Childwall was traditionally part of the West Derby Hundred. It was an urban district from the Local Government Act 1894 until Liverpool county borough annexed it on 9 November 1913. In 1921 the civil parish had a population of 144. On 1 April 1922 the parish was abolished and merged with Liverpool. The suburb's All Saints' Church is the oldest church in Liverpool. Though Childwall still maintains a large Jewish community, this has been in gradual decline since the 1980s, with some of the former Jewish community now living in the nearby suburbs of Allerton and Gateacre.

Childwall has a large roundabout called the Childwall Fiveways, which is one of the busiest in Liverpool. Since the year 2000, the area immediately surrounding the Fiveways has gradually developed into an area for bars and restaurants. Childwall's pubs include the Childwall Abbey Hotel, the Halfway House, and the Childwall Fiveways Hotel. Housing in Childwall is almost entirely detached or semi-detached, and there are very few terraced houses.

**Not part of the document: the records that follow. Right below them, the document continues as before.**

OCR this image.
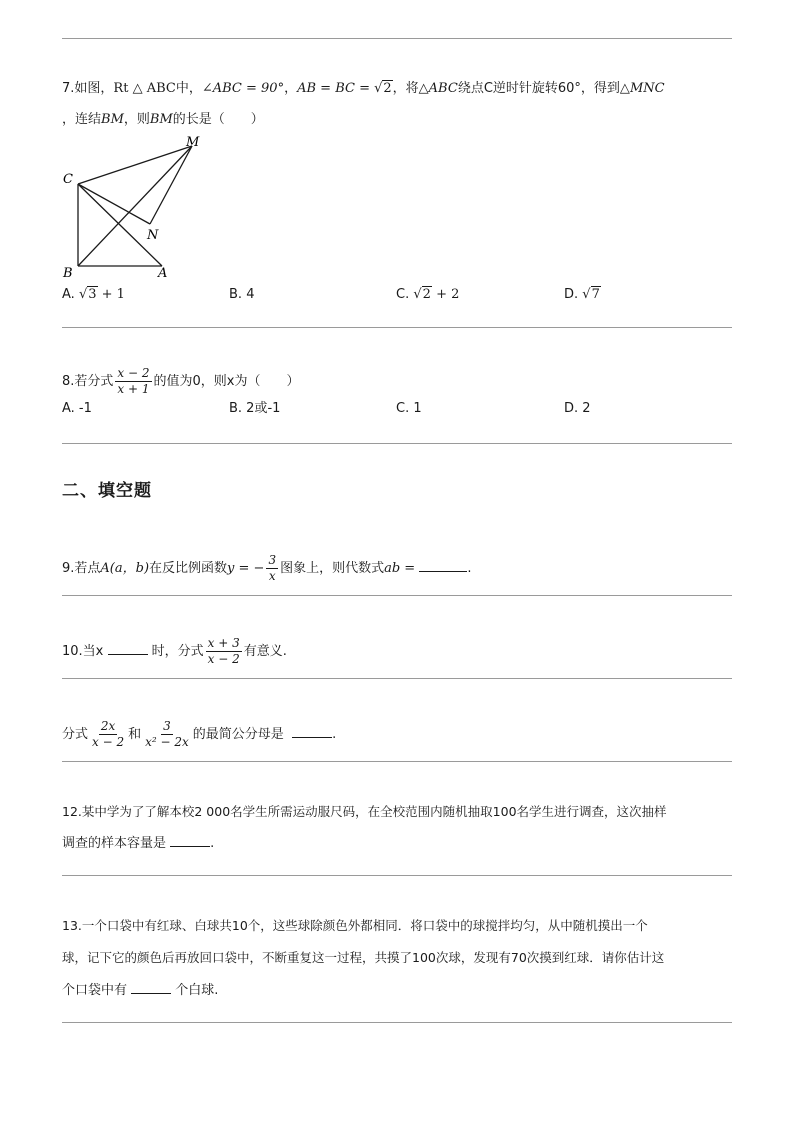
7.如图，Rt △ ABC中，∠ABC = 90°，AB = BC = √2，将△ABC绕点C逆时针旋转60°，得到△MNC
，连结BM，则BM的长是（　　）
M
C
N
B	A
A. √3 + 1	B. 4	C. √2 + 2	D. √7
8.若分式 $\frac{x - 2}{x + 1}$ 的值为0，则x为（　　）
A. -1	B. 2或-1	C. 1	D. 2
二、填空题
9.若点A(a，b)在反比例函数y = − $\frac{3}{x}$ 图象上，则代数式ab =	.
10.当x	时，分式 $\frac{x + 3}{x - 2}$ 有意义.
分式 $\frac{2x}{x - 2}$ 和 $\frac{3}{\text{x² − 2x}}$ 的最简公分母是	.
12.某中学为了了解本校2 000名学生所需运动服尺码，在全校范围内随机抽取100名学生进行调查，这次抽样
调查的样本容量是	.
13.一个口袋中有红球、白球共10个，这些球除颜色外都相同．将口袋中的球搅拌均匀，从中随机摸出一个
球，记下它的颜色后再放回口袋中，不断重复这一过程，共摸了100次球，发现有70次摸到红球．请你估计这
个口袋中有	个白球.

The television production company Lime Pictures, formerly Mersey Television, is headquartered on a patch of private land in Childwall Woods. The company's most notable productions are Hollyoaks, Brookside, Grange Hill, Geordie Shore, and The Only Way Is Essex. The first three are filmed in Childwall, while the last two are respectively filmed in Newcastle and Brentwood.

==Education==
===Primary schools===
- Childwall Church of England Primary School
- King David Schools (encompassing a Nursery, Primary, High School, and Sixth Form)
- Our Lady's Bishop Eton Roman Catholic Primary & Junior School
- Rudston Infant & Junior School
- St Paschal Baylon Roman Catholic Primary School

===Secondary schools===

- Childwall Sports and Science Academy
- King David High School

===Higher education===
- Liverpool Hope University

==Transport==
The nearest railway stations are Mossley Hill or Broadgreen. Historically, there was also Childwall railway station. Regular bus services connect the district with Liverpool John Lennon Airport and the city centre, as well as surrounding districts.

==Notable people==
- Brian Barwick, sports team chairman
- Craig Charles, actor, lived in Childwall as a teenager
- Jodie Comer, actress, raised in Childwall
- Edwina Currie, politician
- Les Dennis, television presenter, partly raised in Childwall
- Brian Epstein, manager of the Beatles, raised in Childwall
- Jon Flanagan, footballer
- Alex Fletcher, actress, born in Childwall
- Samantha Giles, actress, lived in Childwall whilst filming Hollyoaks
- Jason Isaacs, actor, partly raised in Childwall
- Simon Jones, musician, partly raised in Childwall
- Jeremiah Markland, classical scholar, born in Childwall
- Ray Quinn, actor, singer, born in Childwall
- Ian St John, footballer, lived in Childwall while playing for Liverpool
- Dai Davies, footballer, lived in Childwall while playing for Everton in 1970s

==Governance==

Childwall is within the Liverpool Wavertree parliamentary constituency, and is represented by Paula Barker MP (Labour).

The district of Childwall is in the Liverpool City Council ward of Childwall. As of 2023, the ward is represented by Mike Storey and Pat Moloney (Liberal Democrats).